Background: I archive all incoming and outgoing mail in a PostgreSQL
database because it keeps my mail folders nice and empty while making
access to archived mail somewhat faster than searching through mail
folders is. The archive schema includes a view that contains only the
addresses of people I've sent mail to. The plugin does lookups on this
view and has an associated rule that whitelists hits by applying a
suitably large negative score. The benefit of handling whitelisting this
way is that updating is completely automatic and doesn't require SA to
be stopped and restarted each time the list changes: every time I write
or reply to a new correspondent they appear in the view.
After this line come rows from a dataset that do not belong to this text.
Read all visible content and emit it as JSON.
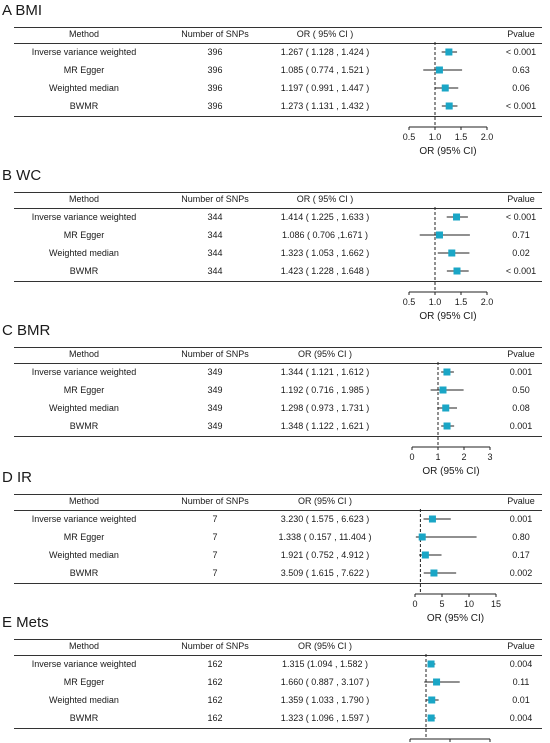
{
  "columns": {
    "method": "Method",
    "snps": "Number of SNPs",
    "pvalue": "Pvalue"
  },
  "x_axis_label": "OR (95% CI)",
  "colors": {
    "marker": "#1aa6c6",
    "line": "#222222"
  },
  "chart_data": [
    {
      "type": "forest",
      "title": "A BMI",
      "or_header": "OR ( 95% CI )",
      "xlim": [
        0.5,
        2.0
      ],
      "ticks": [
        "0.5",
        "1.0",
        "1.5",
        "2.0"
      ],
      "null_value": 1.0,
      "rows": [
        {
          "method": "Inverse variance weighted",
          "snps": "396",
          "or_text": "1.267 ( 1.128 , 1.424 )",
          "or": 1.267,
          "lo": 1.128,
          "hi": 1.424,
          "p": "< 0.001"
        },
        {
          "method": "MR Egger",
          "snps": "396",
          "or_text": "1.085 ( 0.774 , 1.521 )",
          "or": 1.085,
          "lo": 0.774,
          "hi": 1.521,
          "p": "0.63"
        },
        {
          "method": "Weighted median",
          "snps": "396",
          "or_text": "1.197 ( 0.991 , 1.447 )",
          "or": 1.197,
          "lo": 0.991,
          "hi": 1.447,
          "p": "0.06"
        },
        {
          "method": "BWMR",
          "snps": "396",
          "or_text": "1.273 ( 1.131 , 1.432 )",
          "or": 1.273,
          "lo": 1.131,
          "hi": 1.432,
          "p": "< 0.001"
        }
      ]
    },
    {
      "type": "forest",
      "title": "B WC",
      "or_header": "OR ( 95% CI )",
      "xlim": [
        0.5,
        2.0
      ],
      "ticks": [
        "0.5",
        "1.0",
        "1.5",
        "2.0"
      ],
      "null_value": 1.0,
      "rows": [
        {
          "method": "Inverse variance weighted",
          "snps": "344",
          "or_text": "1.414 ( 1.225 , 1.633 )",
          "or": 1.414,
          "lo": 1.225,
          "hi": 1.633,
          "p": "< 0.001"
        },
        {
          "method": "MR Egger",
          "snps": "344",
          "or_text": "1.086 ( 0.706 ,1.671 )",
          "or": 1.086,
          "lo": 0.706,
          "hi": 1.671,
          "p": "0.71"
        },
        {
          "method": "Weighted median",
          "snps": "344",
          "or_text": "1.323 ( 1.053 , 1.662 )",
          "or": 1.323,
          "lo": 1.053,
          "hi": 1.662,
          "p": "0.02"
        },
        {
          "method": "BWMR",
          "snps": "344",
          "or_text": "1.423 ( 1.228 , 1.648 )",
          "or": 1.423,
          "lo": 1.228,
          "hi": 1.648,
          "p": "< 0.001"
        }
      ]
    },
    {
      "type": "forest",
      "title": "C BMR",
      "or_header": "OR (95% CI )",
      "xlim": [
        0,
        3
      ],
      "ticks": [
        "0",
        "1",
        "2",
        "3"
      ],
      "null_value": 1.0,
      "rows": [
        {
          "method": "Inverse variance weighted",
          "snps": "349",
          "or_text": "1.344 ( 1.121 , 1.612 )",
          "or": 1.344,
          "lo": 1.121,
          "hi": 1.612,
          "p": "0.001"
        },
        {
          "method": "MR Egger",
          "snps": "349",
          "or_text": "1.192 ( 0.716 , 1.985 )",
          "or": 1.192,
          "lo": 0.716,
          "hi": 1.985,
          "p": "0.50"
        },
        {
          "method": "Weighted median",
          "snps": "349",
          "or_text": "1.298 ( 0.973 , 1.731 )",
          "or": 1.298,
          "lo": 0.973,
          "hi": 1.731,
          "p": "0.08"
        },
        {
          "method": "BWMR",
          "snps": "349",
          "or_text": "1.348 ( 1.122 , 1.621 )",
          "or": 1.348,
          "lo": 1.122,
          "hi": 1.621,
          "p": "0.001"
        }
      ]
    },
    {
      "type": "forest",
      "title": "D IR",
      "or_header": "OR (95% CI )",
      "xlim": [
        0,
        15
      ],
      "ticks": [
        "0",
        "5",
        "10",
        "15"
      ],
      "null_value": 1.0,
      "rows": [
        {
          "method": "Inverse variance weighted",
          "snps": "7",
          "or_text": "3.230 ( 1.575 , 6.623 )",
          "or": 3.23,
          "lo": 1.575,
          "hi": 6.623,
          "p": "0.001"
        },
        {
          "method": "MR Egger",
          "snps": "7",
          "or_text": "1.338 ( 0.157 , 11.404 )",
          "or": 1.338,
          "lo": 0.157,
          "hi": 11.404,
          "p": "0.80"
        },
        {
          "method": "Weighted median",
          "snps": "7",
          "or_text": "1.921 ( 0.752 , 4.912 )",
          "or": 1.921,
          "lo": 0.752,
          "hi": 4.912,
          "p": "0.17"
        },
        {
          "method": "BWMR",
          "snps": "7",
          "or_text": "3.509 ( 1.615 , 7.622 )",
          "or": 3.509,
          "lo": 1.615,
          "hi": 7.622,
          "p": "0.002"
        }
      ]
    },
    {
      "type": "forest",
      "title": "E Mets",
      "or_header": "OR (95% CI )",
      "xlim": [
        0.0,
        5.0
      ],
      "ticks": [
        "0.0",
        "2.5",
        "5.0"
      ],
      "null_value": 1.0,
      "rows": [
        {
          "method": "Inverse variance weighted",
          "snps": "162",
          "or_text": "1.315 (1.094 , 1.582 )",
          "or": 1.315,
          "lo": 1.094,
          "hi": 1.582,
          "p": "0.004"
        },
        {
          "method": "MR Egger",
          "snps": "162",
          "or_text": "1.660 ( 0.887 , 3.107 )",
          "or": 1.66,
          "lo": 0.887,
          "hi": 3.107,
          "p": "0.11"
        },
        {
          "method": "Weighted median",
          "snps": "162",
          "or_text": "1.359 ( 1.033 , 1.790 )",
          "or": 1.359,
          "lo": 1.033,
          "hi": 1.79,
          "p": "0.01"
        },
        {
          "method": "BWMR",
          "snps": "162",
          "or_text": "1.323 ( 1.096 , 1.597 )",
          "or": 1.323,
          "lo": 1.096,
          "hi": 1.597,
          "p": "0.004"
        }
      ]
    }
  ]
}
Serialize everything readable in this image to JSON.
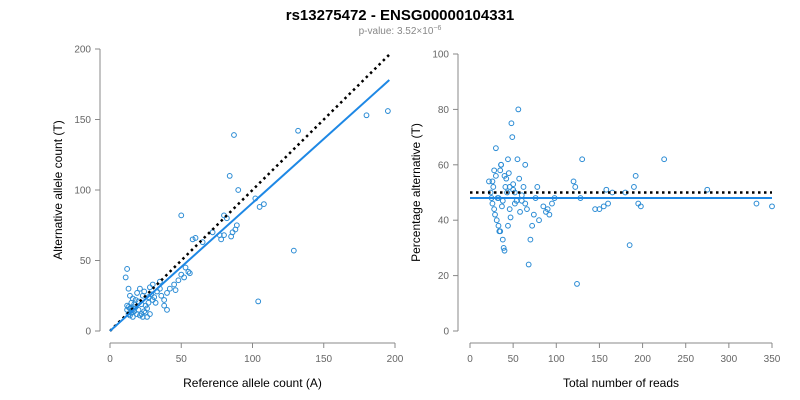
{
  "header": {
    "title": "rs13275472 - ENSG00000104331",
    "pvalue_prefix": "p-value: 3.52×10",
    "pvalue_exponent": "−6"
  },
  "colors": {
    "points": "#2a8bd4",
    "fit_line": "#1e88e5",
    "reference_line": "#000000",
    "axis": "#888888",
    "tick_text": "#666666"
  },
  "chart_data": [
    {
      "type": "scatter",
      "title": "",
      "xlabel": "Reference allele count (A)",
      "ylabel": "Alternative allele count (T)",
      "xlim": [
        0,
        200
      ],
      "ylim": [
        0,
        200
      ],
      "xticks": [
        0,
        50,
        100,
        150,
        200
      ],
      "yticks": [
        0,
        50,
        100,
        150,
        200
      ],
      "grid": false,
      "points": [
        [
          13,
          12
        ],
        [
          14,
          11
        ],
        [
          15,
          13
        ],
        [
          16,
          10
        ],
        [
          17,
          14
        ],
        [
          14,
          16
        ],
        [
          12,
          18
        ],
        [
          15,
          20
        ],
        [
          18,
          22
        ],
        [
          20,
          21
        ],
        [
          22,
          19
        ],
        [
          25,
          18
        ],
        [
          23,
          25
        ],
        [
          19,
          27
        ],
        [
          21,
          30
        ],
        [
          24,
          28
        ],
        [
          27,
          24
        ],
        [
          30,
          22
        ],
        [
          32,
          20
        ],
        [
          16,
          23
        ],
        [
          14,
          25
        ],
        [
          13,
          30
        ],
        [
          11,
          38
        ],
        [
          12,
          44
        ],
        [
          26,
          10
        ],
        [
          28,
          12
        ],
        [
          20,
          15
        ],
        [
          22,
          12
        ],
        [
          24,
          14
        ],
        [
          26,
          16
        ],
        [
          18,
          17
        ],
        [
          17,
          19
        ],
        [
          12,
          15
        ],
        [
          13,
          17
        ],
        [
          15,
          16
        ],
        [
          16,
          15
        ],
        [
          19,
          12
        ],
        [
          21,
          11
        ],
        [
          23,
          10
        ],
        [
          25,
          13
        ],
        [
          27,
          20
        ],
        [
          29,
          26
        ],
        [
          31,
          24
        ],
        [
          33,
          28
        ],
        [
          35,
          30
        ],
        [
          36,
          25
        ],
        [
          38,
          22
        ],
        [
          40,
          27
        ],
        [
          42,
          30
        ],
        [
          45,
          33
        ],
        [
          46,
          29
        ],
        [
          40,
          15
        ],
        [
          38,
          18
        ],
        [
          35,
          35
        ],
        [
          30,
          33
        ],
        [
          28,
          31
        ],
        [
          48,
          36
        ],
        [
          50,
          40
        ],
        [
          52,
          38
        ],
        [
          53,
          45
        ],
        [
          55,
          42
        ],
        [
          56,
          41
        ],
        [
          50,
          82
        ],
        [
          58,
          65
        ],
        [
          60,
          66
        ],
        [
          65,
          63
        ],
        [
          72,
          70
        ],
        [
          78,
          65
        ],
        [
          80,
          68
        ],
        [
          82,
          80
        ],
        [
          85,
          67
        ],
        [
          86,
          70
        ],
        [
          88,
          72
        ],
        [
          89,
          75
        ],
        [
          84,
          110
        ],
        [
          87,
          139
        ],
        [
          90,
          100
        ],
        [
          102,
          94
        ],
        [
          105,
          88
        ],
        [
          108,
          90
        ],
        [
          132,
          142
        ],
        [
          104,
          21
        ],
        [
          129,
          57
        ],
        [
          180,
          153
        ],
        [
          195,
          156
        ],
        [
          80,
          82
        ],
        [
          77,
          68
        ]
      ],
      "identity_line": {
        "slope": 1,
        "intercept": 0,
        "x_range": [
          0,
          196
        ]
      },
      "fit_line": {
        "x": [
          0,
          196
        ],
        "y": [
          0,
          178
        ]
      }
    },
    {
      "type": "scatter",
      "title": "",
      "xlabel": "Total number of reads",
      "ylabel": "Percentage alternative (T)",
      "xlim": [
        0,
        350
      ],
      "ylim": [
        0,
        100
      ],
      "xticks": [
        0,
        50,
        100,
        150,
        200,
        250,
        300,
        350
      ],
      "yticks": [
        0,
        20,
        40,
        60,
        80,
        100
      ],
      "grid": false,
      "points": [
        [
          22,
          54
        ],
        [
          24,
          50
        ],
        [
          25,
          48
        ],
        [
          26,
          46
        ],
        [
          27,
          52
        ],
        [
          28,
          44
        ],
        [
          29,
          42
        ],
        [
          30,
          56
        ],
        [
          31,
          40
        ],
        [
          32,
          48
        ],
        [
          33,
          38
        ],
        [
          34,
          36
        ],
        [
          35,
          58
        ],
        [
          36,
          60
        ],
        [
          37,
          45
        ],
        [
          38,
          47
        ],
        [
          39,
          30
        ],
        [
          40,
          29
        ],
        [
          41,
          52
        ],
        [
          42,
          55
        ],
        [
          43,
          50
        ],
        [
          44,
          62
        ],
        [
          45,
          57
        ],
        [
          46,
          44
        ],
        [
          47,
          41
        ],
        [
          48,
          75
        ],
        [
          49,
          70
        ],
        [
          50,
          53
        ],
        [
          52,
          50
        ],
        [
          54,
          47
        ],
        [
          55,
          62
        ],
        [
          56,
          80
        ],
        [
          57,
          55
        ],
        [
          58,
          43
        ],
        [
          60,
          49
        ],
        [
          62,
          52
        ],
        [
          64,
          46
        ],
        [
          66,
          44
        ],
        [
          68,
          24
        ],
        [
          70,
          33
        ],
        [
          72,
          38
        ],
        [
          74,
          42
        ],
        [
          76,
          48
        ],
        [
          78,
          52
        ],
        [
          80,
          40
        ],
        [
          85,
          45
        ],
        [
          88,
          43
        ],
        [
          90,
          44
        ],
        [
          92,
          42
        ],
        [
          95,
          46
        ],
        [
          98,
          48
        ],
        [
          120,
          54
        ],
        [
          122,
          52
        ],
        [
          124,
          17
        ],
        [
          130,
          62
        ],
        [
          128,
          48
        ],
        [
          145,
          44
        ],
        [
          150,
          44
        ],
        [
          155,
          45
        ],
        [
          158,
          51
        ],
        [
          160,
          46
        ],
        [
          165,
          50
        ],
        [
          180,
          50
        ],
        [
          185,
          31
        ],
        [
          190,
          52
        ],
        [
          192,
          56
        ],
        [
          195,
          46
        ],
        [
          198,
          45
        ],
        [
          225,
          62
        ],
        [
          275,
          51
        ],
        [
          332,
          46
        ],
        [
          350,
          45
        ],
        [
          35,
          36
        ],
        [
          38,
          33
        ],
        [
          44,
          38
        ],
        [
          50,
          51
        ],
        [
          60,
          47
        ],
        [
          30,
          66
        ],
        [
          26,
          54
        ],
        [
          28,
          58
        ],
        [
          33,
          48
        ],
        [
          36,
          60
        ],
        [
          40,
          56
        ],
        [
          46,
          52
        ],
        [
          52,
          46
        ],
        [
          64,
          60
        ]
      ],
      "reference_line": {
        "y": 50
      },
      "fit_line": {
        "y": 48
      }
    }
  ]
}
Suggestion: there is nothing to stop the plugin from doing its lookups
against a table provided that it contains at least the same column as
the view and you have a way of keeping the table's contents up to date.
The view looks like this:

create view whitelist as
        select  distinct email
        from    address a, addresstype t
        where   a.archive='yes' and 
                a.self = 'no' and
                a.sdbk=t.asdbk and 
                t.type='To';

So a table like the following should be fine and is probably general
enough for it to be used without modification by any RDBMS. Of course it
can have other columns that help to maintain the table and/or make it
useful for other related tasks, e.g. a client list:

create table whitelist 
(
	email varchar(80) primary key
);

If this sounds useful to you, the plugin is available here:
http://www.libelle-systems.com/downloads/ma/docs/manual/whitelisting.html

I should probably package the plugin with a table definition and make it
available for freestanding use but that hasn't happened yet: maybe I
should make that my next mini-project.


Martin